In the last quarter of 2013, the Portugal The Bank of Portugal revised upwards its growth forecasts for the following months; the confidence index in the country’s economy reached, in March 2013, the highest rate since 2008. Growth was favored above all by exports, with an increase of 24% starting from 2008, widespread in all sectors of the production cycle. In 2014, the GDP of Portugal was equal to $ 228.2 billion and the GDP per capita at purchasing power parity (PPA) at $ 26,306. The percentage contribution to the formation of GDP by the three sectors is as follows: primary, 2.3%; secondary, 23.6%; tertiary sector, 74.1%. Among the tertiary activities, tourism stands out in clear growth, both for employees and for its contribution to GDP (7.5 million admissions in 2012); followed by the cultural one, polarized to a large extent on Lisbon, and the seaside one, which has ‘colonized’, not without environmental damage, the Algarve coast. About two thirds of the Portugal’s industrial capacity is concentrated in the region that includes Lisbon and Setúbal, with predominantly chemical, automotive, electronics, cement processing, fish preservation, as well as wood and cork processing industries. For Portugal business, please check cheeroutdoor.com.

History. – At the turn of the first decade of the 21st century. Portugal continued to be one of the poorest countries in the European Union, to have to face a massive budget deficit – prior to the global economic crisis that began in 2008 – and to be characterized by a strongly bipolar political system, based on alternating government of the Partido socialista (PS) and of the conservative Partido social democrata (PSD).

Despite the protests and strikes that had challenged his economic and social reforms, the socialist government chaired by José Sócrates, in office since 2005, despite losing the absolute majority in Parliament, was reconfirmed in the 2009 elections, when the PS won 36., 6% of the votes (97 seats) against 29.1% (81 seats) of the PSD. The socialist government was very active in terms of civil rights: after the legalization of abortion within the first ten weeks of pregnancy (2007), same-sex marriage was allowed in 2010. The President of the Republic Aníbal Cavaco Silva (PSD) – in office since 2006 and, later, reconfirmed with 53% of the votes in 2011 -, despite being contrary to the two laws,

The consequences of the global economic and financial crisis that began in 2008 were particularly severe for Portugal.
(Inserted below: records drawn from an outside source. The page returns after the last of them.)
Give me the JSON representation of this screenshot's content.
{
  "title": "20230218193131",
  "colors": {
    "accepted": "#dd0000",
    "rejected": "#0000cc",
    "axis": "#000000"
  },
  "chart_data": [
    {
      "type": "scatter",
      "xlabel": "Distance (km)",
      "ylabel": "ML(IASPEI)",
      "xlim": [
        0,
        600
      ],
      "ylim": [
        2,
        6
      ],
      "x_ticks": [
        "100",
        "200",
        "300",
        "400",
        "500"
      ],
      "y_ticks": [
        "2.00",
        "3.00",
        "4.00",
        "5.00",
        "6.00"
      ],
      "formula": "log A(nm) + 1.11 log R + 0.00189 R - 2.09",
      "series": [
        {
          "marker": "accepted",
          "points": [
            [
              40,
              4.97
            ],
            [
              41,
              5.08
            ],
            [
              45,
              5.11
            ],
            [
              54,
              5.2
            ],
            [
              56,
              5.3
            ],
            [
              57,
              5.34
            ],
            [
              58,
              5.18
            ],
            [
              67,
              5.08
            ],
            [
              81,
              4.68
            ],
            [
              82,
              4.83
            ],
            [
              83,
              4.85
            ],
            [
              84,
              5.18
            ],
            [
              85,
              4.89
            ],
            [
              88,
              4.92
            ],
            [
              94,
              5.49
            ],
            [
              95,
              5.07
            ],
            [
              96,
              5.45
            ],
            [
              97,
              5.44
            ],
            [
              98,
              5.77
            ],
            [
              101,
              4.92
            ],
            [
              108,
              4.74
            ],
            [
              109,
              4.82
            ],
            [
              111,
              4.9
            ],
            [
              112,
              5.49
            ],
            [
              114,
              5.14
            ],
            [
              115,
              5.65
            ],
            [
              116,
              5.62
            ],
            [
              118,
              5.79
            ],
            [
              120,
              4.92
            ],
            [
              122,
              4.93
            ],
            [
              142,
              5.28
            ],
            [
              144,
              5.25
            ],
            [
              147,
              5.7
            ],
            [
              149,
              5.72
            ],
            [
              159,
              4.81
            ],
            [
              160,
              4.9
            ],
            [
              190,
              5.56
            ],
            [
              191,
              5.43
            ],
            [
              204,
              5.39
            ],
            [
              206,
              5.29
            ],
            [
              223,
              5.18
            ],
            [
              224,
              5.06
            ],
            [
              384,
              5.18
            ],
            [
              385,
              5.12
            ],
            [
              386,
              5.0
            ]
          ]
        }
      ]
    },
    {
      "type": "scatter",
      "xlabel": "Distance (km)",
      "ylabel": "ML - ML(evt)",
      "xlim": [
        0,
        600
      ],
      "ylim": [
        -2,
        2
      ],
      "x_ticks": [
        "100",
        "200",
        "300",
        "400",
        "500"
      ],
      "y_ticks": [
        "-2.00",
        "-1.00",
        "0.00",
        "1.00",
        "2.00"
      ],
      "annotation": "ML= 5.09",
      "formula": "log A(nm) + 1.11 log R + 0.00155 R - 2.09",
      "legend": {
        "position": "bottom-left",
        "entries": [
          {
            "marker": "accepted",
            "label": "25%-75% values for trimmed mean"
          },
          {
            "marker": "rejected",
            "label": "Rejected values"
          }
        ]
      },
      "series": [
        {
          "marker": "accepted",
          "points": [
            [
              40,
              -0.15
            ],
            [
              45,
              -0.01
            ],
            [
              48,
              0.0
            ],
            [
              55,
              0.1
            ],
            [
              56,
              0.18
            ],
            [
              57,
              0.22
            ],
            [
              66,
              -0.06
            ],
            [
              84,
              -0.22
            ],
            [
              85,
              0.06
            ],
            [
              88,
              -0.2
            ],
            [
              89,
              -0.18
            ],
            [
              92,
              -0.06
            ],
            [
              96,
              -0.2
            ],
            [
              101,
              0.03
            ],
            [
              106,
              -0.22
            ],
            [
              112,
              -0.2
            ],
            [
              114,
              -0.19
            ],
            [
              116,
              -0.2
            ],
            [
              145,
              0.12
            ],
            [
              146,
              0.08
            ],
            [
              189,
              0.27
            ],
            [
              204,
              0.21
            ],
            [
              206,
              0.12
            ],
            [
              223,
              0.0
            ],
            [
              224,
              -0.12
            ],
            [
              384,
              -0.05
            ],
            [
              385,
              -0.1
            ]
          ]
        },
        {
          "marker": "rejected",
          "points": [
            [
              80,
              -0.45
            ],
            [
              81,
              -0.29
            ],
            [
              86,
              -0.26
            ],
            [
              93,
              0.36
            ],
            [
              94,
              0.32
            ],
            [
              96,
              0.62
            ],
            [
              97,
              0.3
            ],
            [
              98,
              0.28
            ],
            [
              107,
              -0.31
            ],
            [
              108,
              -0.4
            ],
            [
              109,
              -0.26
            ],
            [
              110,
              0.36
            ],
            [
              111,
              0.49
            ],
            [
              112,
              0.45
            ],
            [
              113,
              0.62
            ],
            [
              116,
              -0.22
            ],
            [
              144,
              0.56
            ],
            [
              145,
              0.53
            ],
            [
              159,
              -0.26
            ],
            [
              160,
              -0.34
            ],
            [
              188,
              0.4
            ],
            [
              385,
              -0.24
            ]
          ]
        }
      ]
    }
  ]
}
To tackle them and to reduce the budget deficit, the Sócrates government approved some measures such as the freezing of the salaries of civil servants and an increase in the value added tax (Nov. 2010). These measures were strongly criticized in the country and in March 2011, after a vote of no confidence on the fourth austerity plan presented in a year, Sócrates resigned. Having remained in office provisionally until the new elections, in May 2011 his government – in the face of an increasingly massive budget deficit – decided to join the 78 billion euro bailout program granted by the so-called troika (European Commission,

The new elections (June 2011) saw the collapse of the PS (28.1%, 74 seats) and the affirmation of the PSD (38.7%, 108 seats), whose leader Pedro Passos Coelho was placed at the helm of a government coalition with the right-wing party CDS-PP (Centro Democrático Social-Partido Popular, 11.7%, 24 seats).

In the following years, the government took further austerity measures to meet the bailout criteria: extensive privatizations of key companies in the country (such as shipyards), tax increases, massive cuts in health and education, and the suppression of thousands of jobs, measures that aggravated unemployment and pushed many Portuguese to emigrate. Heavily contested in the country, these measures allowed the Portugal to exit the rescue plan in June 2014, but led to a collapse of the consensus for the PSD, as evidenced by the negative electoral results in the local elections of autumn 2013 and in the European elections of May 2014., in which the two governing parties – united in the single Aliança Portugal list – won only 7 seats out of 21. In August 2014, bad bank); the healthy activities instead flowed into a new bank, called Novo Banco.